The Hangover, Todd Phillips’ turnover to fratastic form after the substandard School for Scoundrels, marks itself as an aesthetic step up for the Old School director right from the get go. With changeable, pensive music playing on the soundtrack, the possibility credits play out over a montage of Las Vegas By Day - giant cranes breaking the skyline of dull towers, Godzilla-size advertisements for “talent” like Marie Osmond scorching in the sun - fading into the more palatable, glittery, and familiar images of Vegas By Night. This tells us right away that The Hangover means to say something about the contradictions of the city in which its set, and particularly the assessment between the Vegas myth of never-ending nights of full-on debauchery, and days spent tending head-splitting regret at all-you-can-eat buffets. But Sin City presents Donnie and Marie is only the half of it: more importantly for The Hangover’s purposes, Vegas is a city constantly in construction, creating and erasing its own totally manufactured history, a vacation spot paradoxically designed to provide inspiration for amateur photographers, which at once boasts of its ability to send the same tourists home without memories that they could relate in mixed company.

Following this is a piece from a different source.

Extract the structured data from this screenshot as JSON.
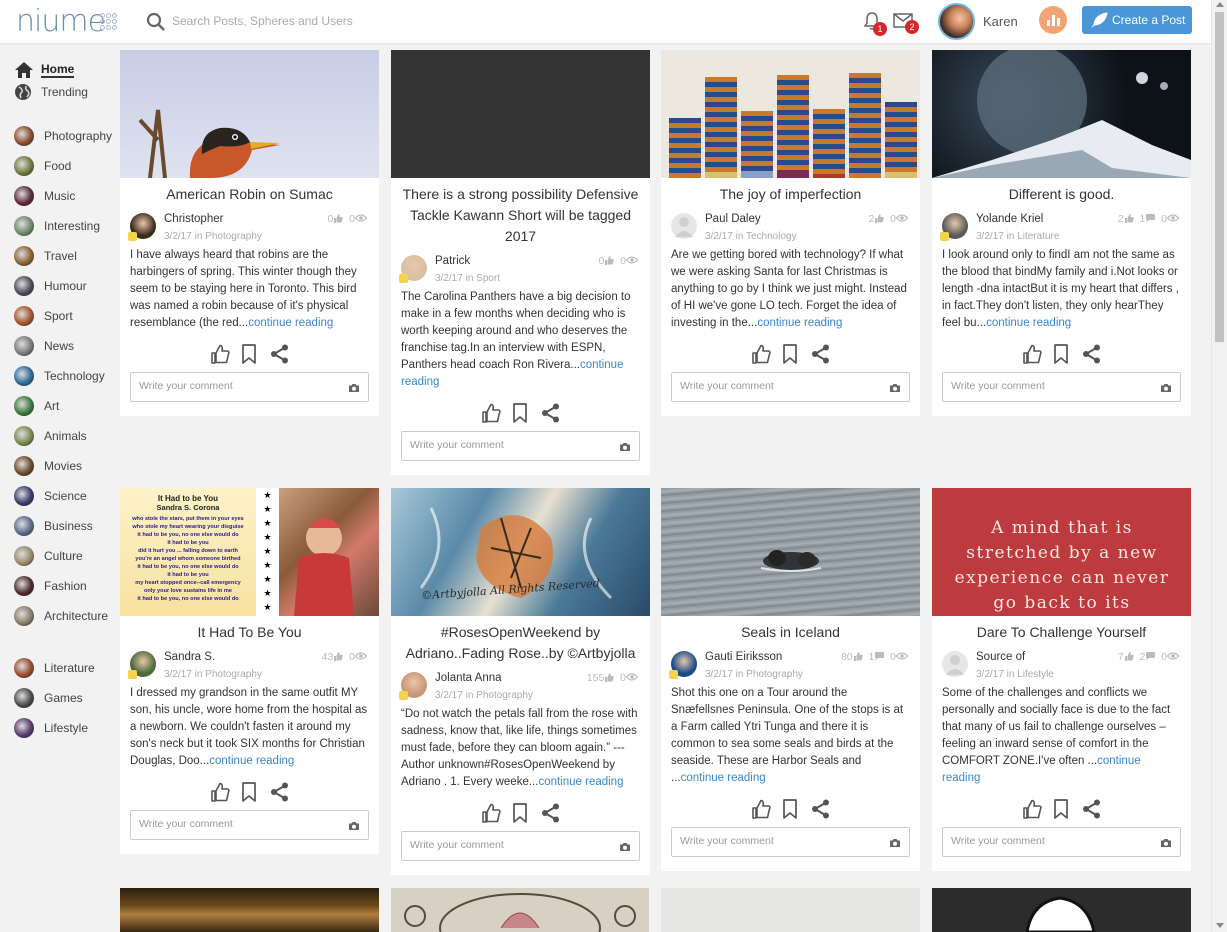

It released on the June 5th 2009 along with Away we Go.In other words: the whole goal of the modern trip to Vegas is to come home with a digital camera full of support that you had a bunch of fun that you can’t recollect and indeed are not going to talk about. So when Phil (Bradley Cooper) Stu (Ed Helms) and Alan (Zack Galifinakis) wake up in their group at Caesar’s the morning after Doug’s (Justin Bartha) bachelor party to find that their room is in a mess and they’ve been left to care for a wandering chicken, a live tiger and a inexplicable baby, the initial assumption is that this detritus is Vegas business as usual. Why can’t they remember anything that happened the night before? As Phil puts it, “Because we noticeably had a great fucking time.” So great that the brush has gone missing.
Which is interesting and all, but this is still superficially a comedy. The best joke in The Hangover might be its most inside one: as the crew drives into Vegas, Kanye West’s “Can’t Tell Me Nothing” plays on the sound track; it’s surely a nod to the video for the song, which features Galifinakis enigmatically lipsyncing in a field with Will Oldman. The discordance that makes that clip so phenomenally entertaining that it borders on profound seems to be a Galifinakis speciality, and that it follows him into the Hangover is a godsend; he’s the film’s only source of genuine surprise.
Maybe more importantly, he’s the only actor working hard enough to go above type. As written, the character is a pretty usual issue weirdo hanger on who proves himself as a worthy member of the crew by saving the day doing amazing only he can do. But long before he’s put to work in a triumphant montage, Galifinakis proves himself as the story’s real protagonist, the audience surrogate who, no topic how bad the on-screen predicament gets, is unendingly obliged just to be along for the ride. If The Hangover were just a motion picture about how Las Vegas enacts its settling of scores on the douchebag tourists who seek to overpower it, it would be as watchable as it is. It’s only thankfulness to Galifinakis that we don’t root for the house to win.